Jeudi
J'ai l'impression de vivre inlassablement la même journée pourrie. Comme lundi, mardi et même mercredi, je me lève, me prépare et descends jusqu'au hall d'entrée de mon immeuble où Yeon Jun m'attend. Il m'accueille avec une phrase qui aura le mérite de me mettre hors de moi sauf qu'aujourd'hui, j'arrive à me contenir. On est jeudi, je n'ai pas beaucoup d'heures de cours aujourd'hui, je vais donc pouvoir passer quelques heures tranquilles dans l'après midi sans, je l'espère, ami imaginaire. Qu'est-ce qui pourrait venir me gâcher cette journée ?
A l'exception de ma voiture.
Bon sang ... J'ai beau tourner la clé dans le contact, ma voiture refuse tout bonnement de démarrer.

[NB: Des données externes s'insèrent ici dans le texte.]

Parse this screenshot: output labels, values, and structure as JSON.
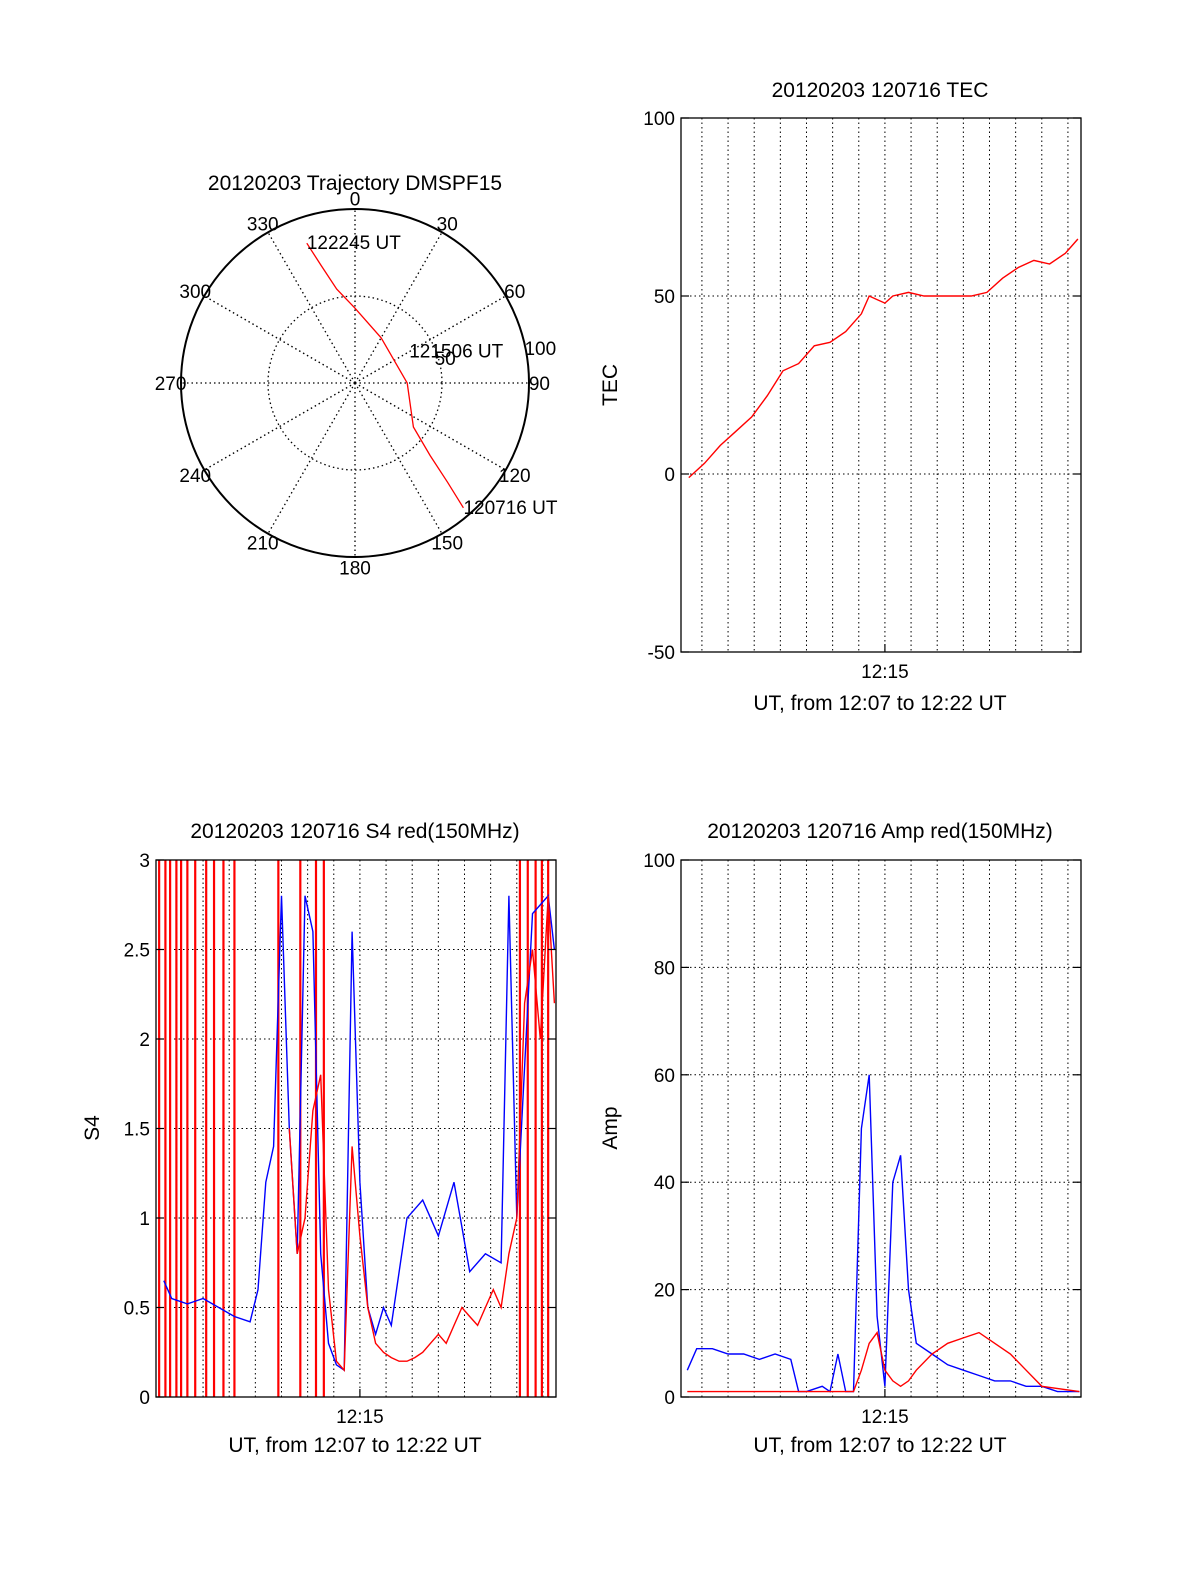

Je la tourne encore et encore au cas où un miracle arriverait ... mais rien.
— Bah alors ? Elle est en panne ?
— Commence pas Yeon Jun ... Clairement, si tu pouvais disparaître une heure ou deux, voire toute ma vie, je t'en serais reconnaissant !
Je sors mon téléphone et appelle ma mère. Elle travaille de nuit et ne devrait pas tarder à rentrer chez elle. Heureusement pour moi, mes parents n'habitent pas très loin alors j'espère qu'elle pourra m'aider.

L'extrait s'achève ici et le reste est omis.